Aujourd’hui, bien-sûr. Dans l’étendue limpide qui t’a ravie, tu te reflètes. Au détour de mes promenades, présente et loin, à chaque premier regard le matin, absente et proche. Ce ne sont plus trois mois qui nous séparent mais des années que le temps étire, implacable. Aujourd’hui, bien-sûr, car les dates sont aussi fidèles que cruelles. Pourtant, bien souvent la nuit, je rêve que je ne rêve pas. Joie, alors, des retrouvailles qui n’en sont pas. Le portail s’ouvre, j’avance, tout est possible.

ImageUn an depuis notre dernière visite et bien sûr tout est immuable. Même chaleur d’été, semblables paix et joie enfantine. Nous poussons le portillon, nous glissons à travers les allées, cherchons quelques minutes, puis retrouvons les noms gravés dans la pierre que quelques brins d’herbes sont venus recouvrir. « Les voilà ! » Alignés sagement les uns à côté des autres, ils nous accueillent, simplement.

On discute, s’active, reprend possession des lieux. T. est à peine visible, envahi par la mousse ; W. semble figer en mai, seul mot qui émerge ; et R. paraît bouger, emporter par une colonie de fourmis au travail. Quant à Chloé, je note cette fois son signe du zodiaque : sagittaire, comme moi.
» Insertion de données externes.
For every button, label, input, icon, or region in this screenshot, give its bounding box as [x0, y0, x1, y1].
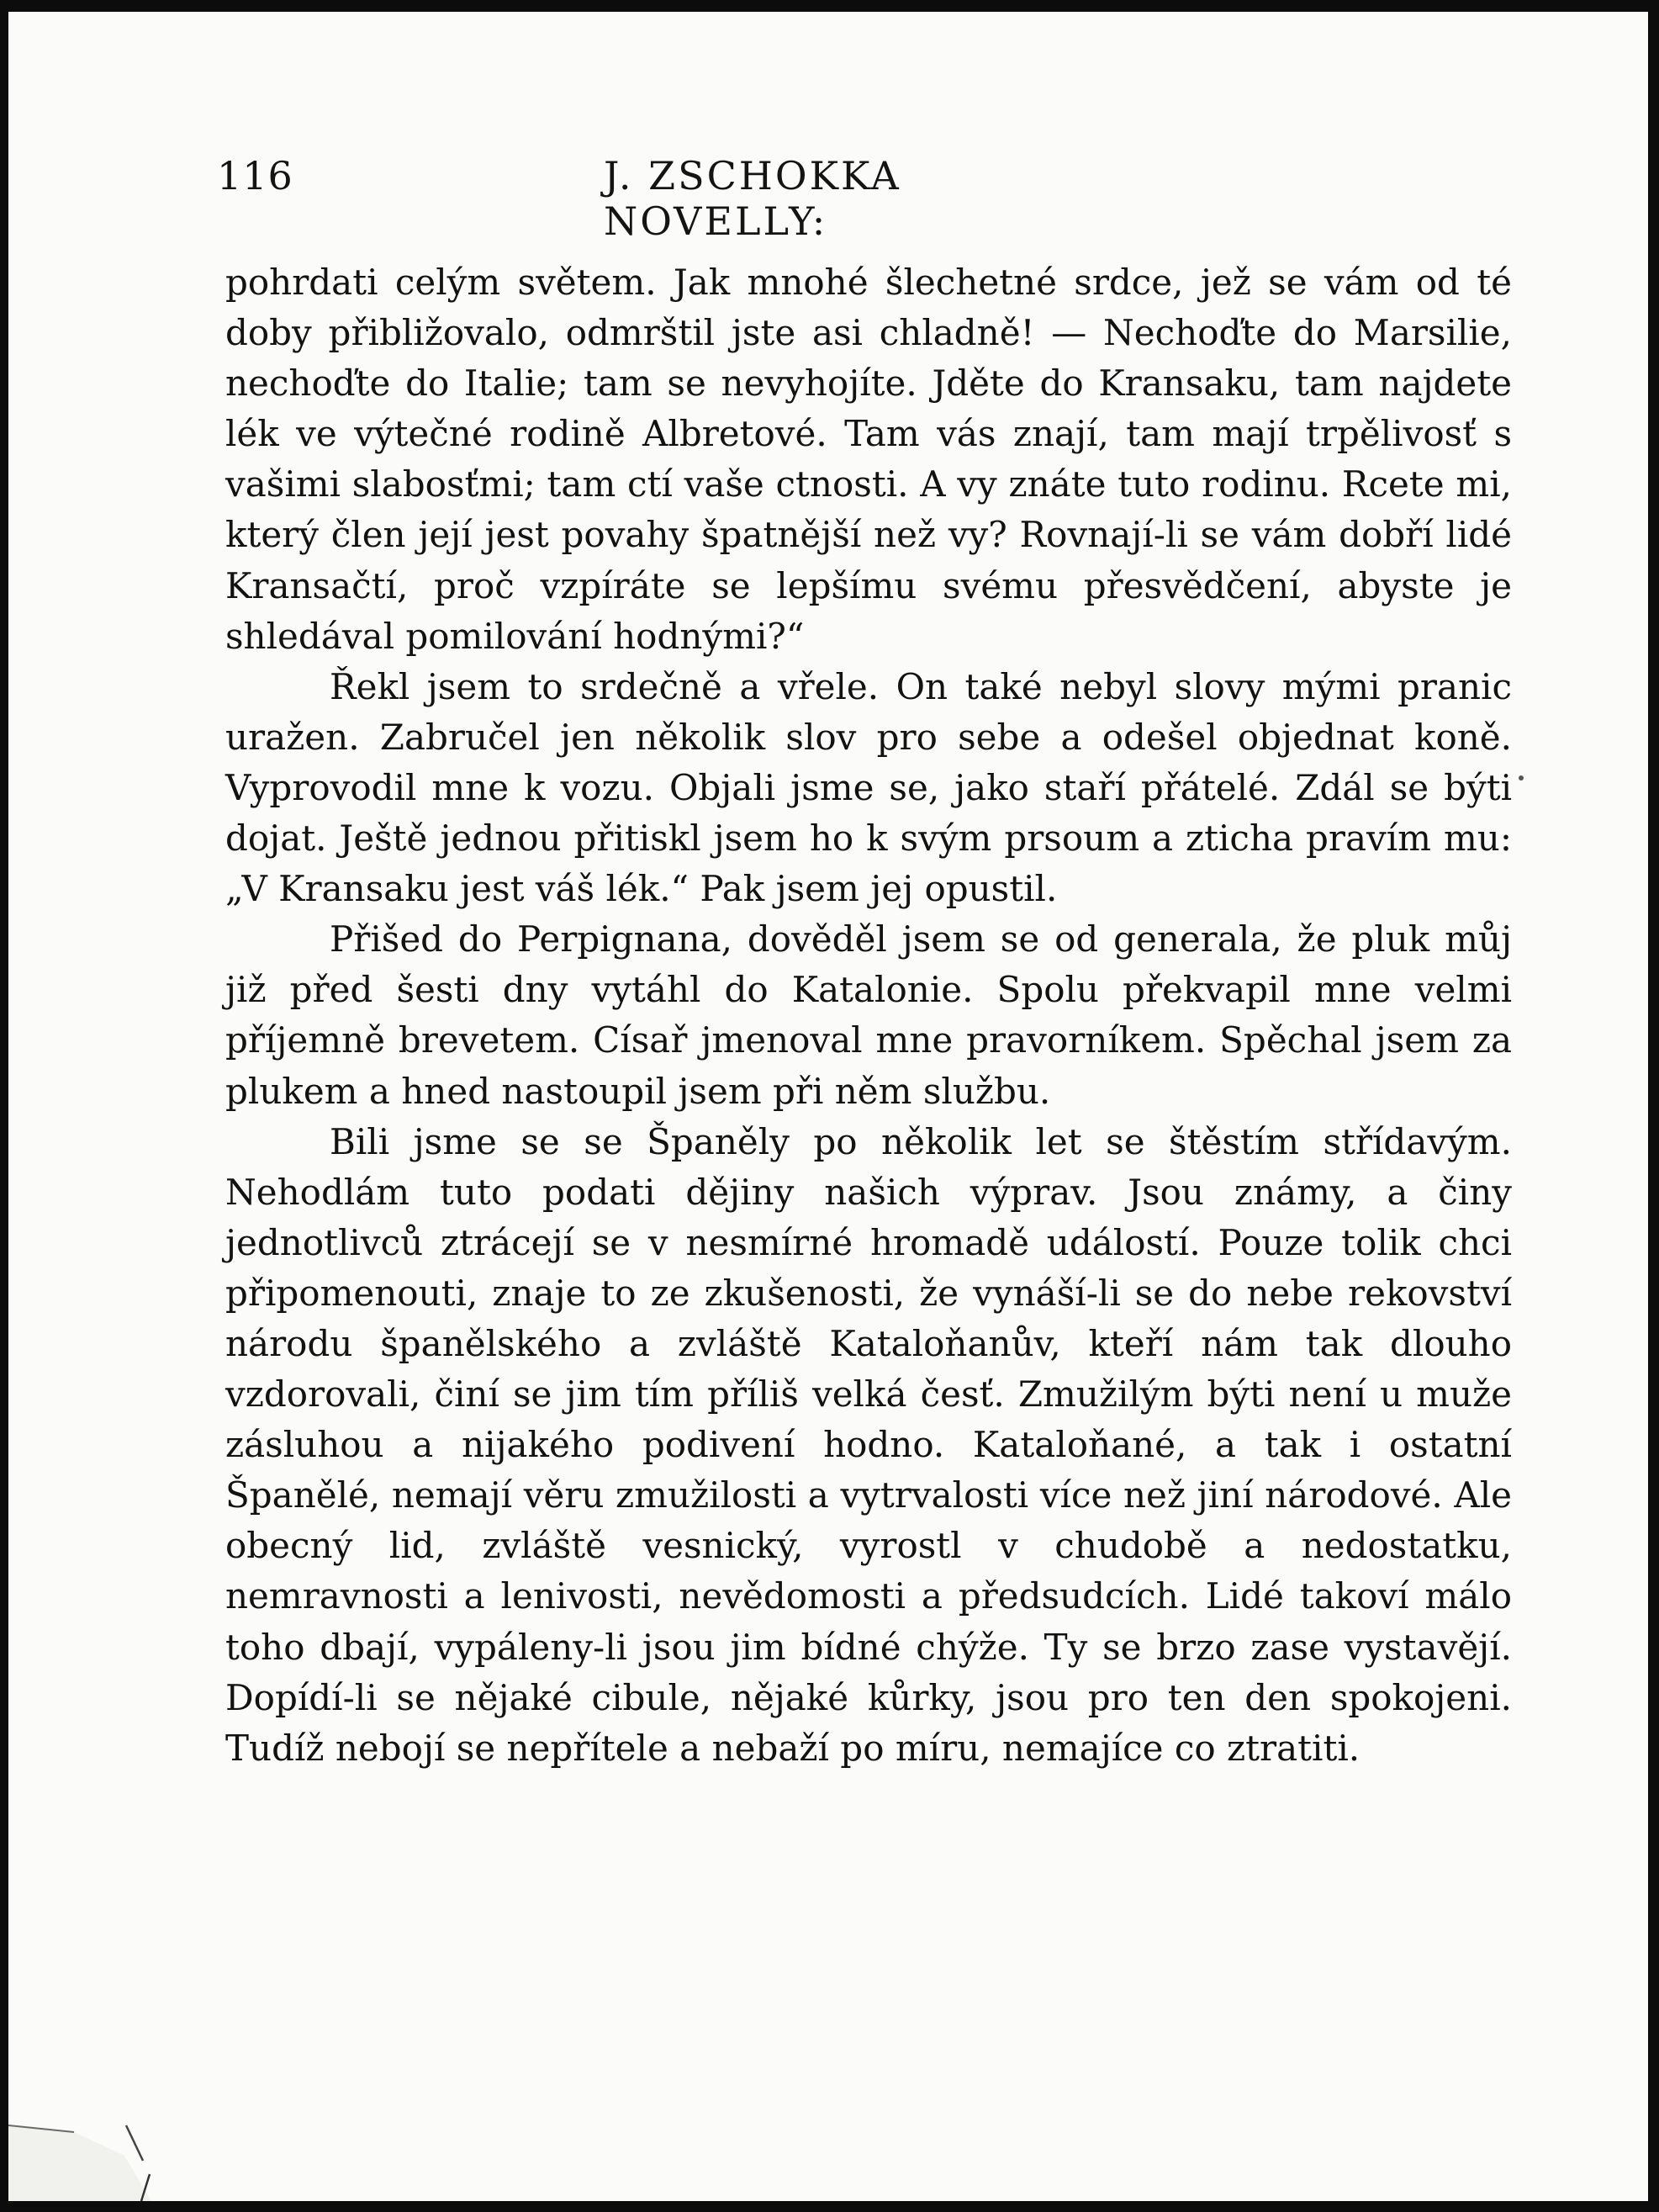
page-number: 116 — [217, 153, 293, 198]
folded-corner-icon — [8, 2033, 177, 2201]
book-page — [8, 12, 1648, 2201]
page-header — [217, 153, 1133, 244]
paragraph: Bili jsme se se Španěly po několik let se štěstím střídavým. Nehodlám tuto podati dějiny našich výprav. Jsou známy, a činy jednotlivců ztrácejí se v nesmírné hromadě událostí. Pouze tolik chci připomenouti, znaje to ze zkušenosti, že vynáší-li se do nebe rekovství národu španělského a zvláště Kataloňanův, kteří nám tak dlouho vzdorovali, činí se jim tím příliš velká česť. Zmužilým býti není u muže zásluhou a nijakého podivení hodno. Kataloňané, a tak i ostatní Španělé, nemají věru zmužilosti a vytrvalosti více než jiní národové. Ale obecný lid, zvláště vesnický, vyrostl v chudobě a nedostatku, nemravnosti a lenivosti, nevědomosti a předsudcích. Lidé takoví málo toho dbají, vypáleny-li jsou jim bídné chýže. Ty se brzo zase vystavějí. Dopídí-li se nějaké cibule, nějaké kůrky, jsou pro ten den spokojeni. Tudíž nebojí se nepřítele a nebaží po míru, nemajíce co ztratiti. — [225, 1120, 1512, 1769]
paragraph: Přišed do Perpignana, dověděl jsem se od generala, že pluk můj již před šesti dny vytáhl do Katalonie. Spolu překvapil mne velmi příjemně brevetem. Císař jmenoval mne pravorníkem. Spěchal jsem za plukem a hned nastoupil jsem při něm službu. — [225, 918, 1512, 1112]
body-text — [225, 257, 1512, 1774]
paragraph: pohrdati celým světem. Jak mnohé šlechetné srdce, jež se vám od té doby přibližovalo, odmrštil jste asi chladně! — Nechoďte do Marsilie, nechoďte do Italie; tam se nevyhojíte. Jděte do Kransaku, tam najdete lék ve výtečné rodině Albretové. Tam vás znají, tam mají trpělivosť s vašimi slabosťmi; tam ctí vaše ctnosti. A vy znáte tuto rodinu. Rcete mi, který člen její jest povahy špatnější než vy? Rovnají-li se vám dobří lidé Kransačtí, proč vzpíráte se lepšímu svému přesvědčení, abyste je shledával pomilování hodnými?“ — [225, 262, 1512, 657]
paragraph: Řekl jsem to srdečně a vřele. On také nebyl slovy mými pranic uražen. Zabručel jen několik slov pro sebe a odešel objednat koně. Vyprovodil mne k vozu. Objali jsme se, jako staří přátelé. Zdál se býti dojat. Ještě jednou přitiskl jsem ho k svým prsoum a zticha pravím mu: „V Kransaku jest váš lék.“ Pak jsem jej opustil. — [225, 665, 1512, 910]
ink-speck — [1519, 775, 1524, 781]
running-title: J. ZSCHOKKA NOVELLY: — [604, 153, 901, 244]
La promenade au cimetière est un rituel, comme celui d’aller vérifier si les mûriers ont déjà des baies. On en revient avec un bouquet de courtes fleurs jaunes, de feuilles entrelacées ou bien avec quelques récipients tâchés de fruits encore chauds et au dessus desquels s’agitent des moucherons. La maison offre une vue surplombant la vallée, belle et paisible : un horizon de montagnes, ondoyantes, moutonnantes ; des praires et des champs aux multiples tons de verts. Du portique il fait bon s’abîmer dans la douceur du paysage, un livre à la main – le regard dissipé entre les mots et la nature.

Se promener prend une allure proustienne, car c’est automatiquement faire le choix entre deux côtés : partir au sud, et prendre celui des mûriers qui délimitent la prairie où paissent des vaches indolentes, ou bien remonter vers le nord et opter pour celui du cimetière en bordure de forêt. Il n’y a ici aucune autre vraie possibilité d’ailleurs depuis que la quatre-voies au bout du sentier a remplacé l’ancienne route de campagne où deux voitures pouvaient auparavant difficilement se dépasser. Jour comme nuit, et bien que cachées par les arbres, les voitures ronronnent sans discontinuer, empêchent toute échappée à pieds. Partir sans engin, c’est donc traverser champs et forêts, ou bien s’engager, valeureux sur une route étroite qui dessert quelques fermes, au risque de se faire courser par des chiens peu habitués à voir passer autre chose que des tracteurs ou machines agricoles.

Sérieux à l’ouvrage, comme toujours, les enfants grattent et nettoient les pierres pour que tout redevienne aussi propre que lors de leur dernier passage. Ils s’adressent aux trois garçonnets comme à des camarades quittés après un jeu, un autre jour de vacances. «Attends, je vais te débarrasser de toutes ces fourmis, tu vas voir ». Sans y prendre garde, il passe de la troisième personne à la seconde créant l’amitié, si facile à leur jeune âge. Rien n’est différent de l’été passé et surtout rien ne sort de l’ordinaire, pourtant une chose m’étonne et me laisse un sentiment de joie que je ne comprends qu’ensuite, une fois revenue vers la maison. Car j’ai l’impression aussi d’avoir rendu visite à quelqu’un de cher, alors que cette famille m’est inconnue, qu’elle a vécu il y a presque cent ans et surtout qu’elle n’est plus.

Il y exactement un an nous faisions connaissance au hasard de notre balade, prenions note surtout d’existences que nous avions omises par faute d’attention. Chloé nous reçoit aujourd’hui, entourée de sa progéniture, celle qui à tout jamais est ancrée dans l’enfance et l’autre qui ensuite s’est perpétuée. Elle nous conte en silence son histoire, nous fait rêver sa présence et nous salue au détour de nos vacances.

S’il est des amitiés qui se passent de langage commun, d’autres qui sortent des romans pour se fixer plus assurément dans la réalité, il semble qu’il y en ait d’autres encore qui bravent le temps, cette ligne soi-disant linéaire, et redéfinissent la frontière séparant les vivants des morts.

Les ongles noirs, les enfants repartent satisfaits, sachant que demain sans doute nous reviendrons, puis la fois prochaine, un jour.